Devant l'une des caravanes, une femme, d'un âge assez avancé, était assise sur un fauteuil, elle tressait l'osier, comme on fait les nattes à une jeune fille. Partout, autour d'elle, il y avait des paniers, de toutes sortes et de toutes grandeurs. Elle demanda avec douceur, sans lever le regard de son métier:

- C'est qui ce petit gadjo que tu nous ramènes là, mon petit djino?

-c'est un dinélo, m'an, y parle au corbeau et il dit qu'il habite dans une cabane!

- dans une maison! marmonnais-je entre mes dents.

-y a vraiment des narvalos! soupira t-elle.

Le petit Djino, puisque c'est comme ça qui s'appellait, demanda à monter dans la caravane. La femme, sa mère  lui répondit en une phrase sèche et courte dont je ne compris pas le moindre mot. Comme l'étranger et étrange, il parle avec sa langue, bouge ses lèvres comme nous, mais les sons sont différents. Pourtant, on a souvent la facilité de croire ou de penser voir de répandre, que ces gens sont illettrés, mais savons-nous lire leur langue, alors que eux lisent, bien souvent, la nôtre? 

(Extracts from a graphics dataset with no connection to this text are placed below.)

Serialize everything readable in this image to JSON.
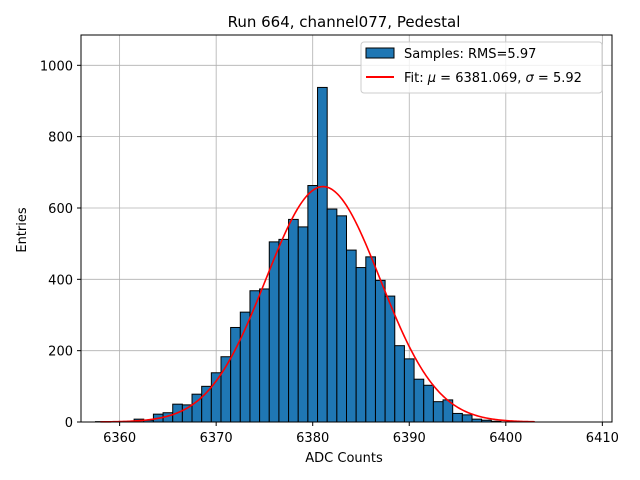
{
  "chart_data": {
    "type": "bar",
    "title": "Run 664, channel077, Pedestal",
    "xlabel": "ADC Counts",
    "ylabel": "Entries",
    "xlim": [
      6356,
      6411
    ],
    "ylim": [
      0,
      1085
    ],
    "xticks": [
      6360,
      6370,
      6380,
      6390,
      6400,
      6410
    ],
    "yticks": [
      0,
      200,
      400,
      600,
      800,
      1000
    ],
    "grid": true,
    "legend_position": "top-right",
    "bin_width": 1,
    "bins": [
      {
        "x": 6358,
        "y": 1
      },
      {
        "x": 6359,
        "y": 0
      },
      {
        "x": 6360,
        "y": 0
      },
      {
        "x": 6361,
        "y": 1
      },
      {
        "x": 6362,
        "y": 8
      },
      {
        "x": 6363,
        "y": 5
      },
      {
        "x": 6364,
        "y": 22
      },
      {
        "x": 6365,
        "y": 26
      },
      {
        "x": 6366,
        "y": 50
      },
      {
        "x": 6367,
        "y": 48
      },
      {
        "x": 6368,
        "y": 78
      },
      {
        "x": 6369,
        "y": 100
      },
      {
        "x": 6370,
        "y": 138
      },
      {
        "x": 6371,
        "y": 183
      },
      {
        "x": 6372,
        "y": 265
      },
      {
        "x": 6373,
        "y": 308
      },
      {
        "x": 6374,
        "y": 368
      },
      {
        "x": 6375,
        "y": 373
      },
      {
        "x": 6376,
        "y": 505
      },
      {
        "x": 6377,
        "y": 512
      },
      {
        "x": 6378,
        "y": 568
      },
      {
        "x": 6379,
        "y": 547
      },
      {
        "x": 6380,
        "y": 663
      },
      {
        "x": 6381,
        "y": 938
      },
      {
        "x": 6382,
        "y": 597
      },
      {
        "x": 6383,
        "y": 578
      },
      {
        "x": 6384,
        "y": 482
      },
      {
        "x": 6385,
        "y": 433
      },
      {
        "x": 6386,
        "y": 463
      },
      {
        "x": 6387,
        "y": 397
      },
      {
        "x": 6388,
        "y": 353
      },
      {
        "x": 6389,
        "y": 214
      },
      {
        "x": 6390,
        "y": 177
      },
      {
        "x": 6391,
        "y": 120
      },
      {
        "x": 6392,
        "y": 103
      },
      {
        "x": 6393,
        "y": 57
      },
      {
        "x": 6394,
        "y": 62
      },
      {
        "x": 6395,
        "y": 24
      },
      {
        "x": 6396,
        "y": 20
      },
      {
        "x": 6397,
        "y": 8
      },
      {
        "x": 6398,
        "y": 5
      },
      {
        "x": 6399,
        "y": 2
      },
      {
        "x": 6400,
        "y": 0
      },
      {
        "x": 6401,
        "y": 1
      }
    ],
    "fit": {
      "mu": 6381.069,
      "sigma": 5.92,
      "amplitude": 660,
      "x_range": [
        6358,
        6403
      ]
    },
    "series": [
      {
        "name": "Samples: RMS=5.97",
        "kind": "histogram",
        "color": "#1f77b4",
        "edge_color": "#000000"
      },
      {
        "name_prefix": "Fit: ",
        "mu_text": "6381.069",
        "sigma_text": "5.92",
        "kind": "line",
        "color": "#ff0000"
      }
    ]
  }
}
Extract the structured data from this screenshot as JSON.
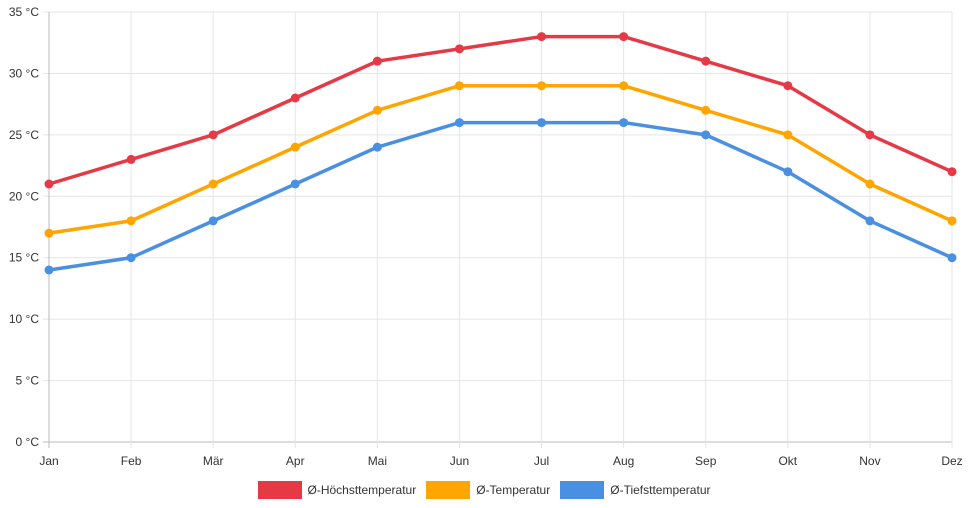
{
  "chart_data": {
    "type": "line",
    "categories": [
      "Jan",
      "Feb",
      "Mär",
      "Apr",
      "Mai",
      "Jun",
      "Jul",
      "Aug",
      "Sep",
      "Okt",
      "Nov",
      "Dez"
    ],
    "ylim": [
      0,
      35
    ],
    "yticks": [
      0,
      5,
      10,
      15,
      20,
      25,
      30,
      35
    ],
    "ytick_labels": [
      "0 °C",
      "5 °C",
      "10 °C",
      "15 °C",
      "20 °C",
      "25 °C",
      "30 °C",
      "35 °C"
    ],
    "grid": true,
    "legend_position": "bottom",
    "series": [
      {
        "name": "Ø-Höchsttemperatur",
        "color": "#e63946",
        "values": [
          21,
          23,
          25,
          28,
          31,
          32,
          33,
          33,
          31,
          29,
          25,
          22
        ]
      },
      {
        "name": "Ø-Temperatur",
        "color": "#ffa500",
        "values": [
          17,
          18,
          21,
          24,
          27,
          29,
          29,
          29,
          27,
          25,
          21,
          18
        ]
      },
      {
        "name": "Ø-Tiefsttemperatur",
        "color": "#4a90e2",
        "values": [
          14,
          15,
          18,
          21,
          24,
          26,
          26,
          26,
          25,
          22,
          18,
          15
        ]
      }
    ]
  }
}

Le petit Djino s'essuya les pieds et j'en fis de même, comme si j'avais compris la langue de bohème. Comme j'étais surpris d'être là, j'étais plutôt curieux, c'est vrai, mais tout aussi peureux et je ne sais plus si c'est l'attitude ou l'émotion qui, ce jour là, avait conduit mes pas.

6

 

En entrant, je vis sous mes pieds, sur une rivière de bois, le reflet de mon visage, puis sur un coté, sur la longueur, à l'opposé de la porte, m'apparut couché sur une banquette, les couleurs de l'arc en ciel, là, de gentes dames, à la peau de porcelaine, attendaient sagement. Elles avaient le visage parfait, comme on imagine les fées, le regard bleuté de la mer et du ciel quand la beauté, le macrocosme, les a marié. J'étais désespéré de n'être que de la chaire et de ne pouvoir les aimer. Toutes étaient coiffées de chapeaux, d'où ruisseler des cheveux parfaits, leurs robes s'étalaient tout autour d'elle, ce ne pouvait être que des princesses et si elles avaient daigné me parler, je crois que genoux à terre j'aurais posé, pour me soumettre, comme l'aurait fait, n'importe lequel de leurs sujets. Quelques soit le sens où je tournais la tête, tout était de bois, ou presque, il étincelait, de toute part. Deux grands placards encadraient l'alcôve de ces dames, les serrures étaient de couleur or et les clefs avaient un anneau démesuré, des œuvres de compagnon que les clavophiles, collectioneurs de clés, s'arracheraient. Sur chacune des grandes portes étaient accrochés un petit panier d'osier orné d'un ruban que quelques fleurs et germe de blé remplissaient. Au fond de la caravane, le bois formé une arche, un demi rond parfait et cachait derrière des embrasses de rideaux, attachés par des bijoux, se devinait un lit, qui pouvait être clos, il était à lui tout seul, toute une chambre,  vêtu d'un manteau de chaleur, un plaid au crochet, un granny joliment décoré, de milles couleurs, et qui n'en profitait même pas pour se reposer.

7

 

- viens, avance, tu peux regarder, me dit le petit Djino.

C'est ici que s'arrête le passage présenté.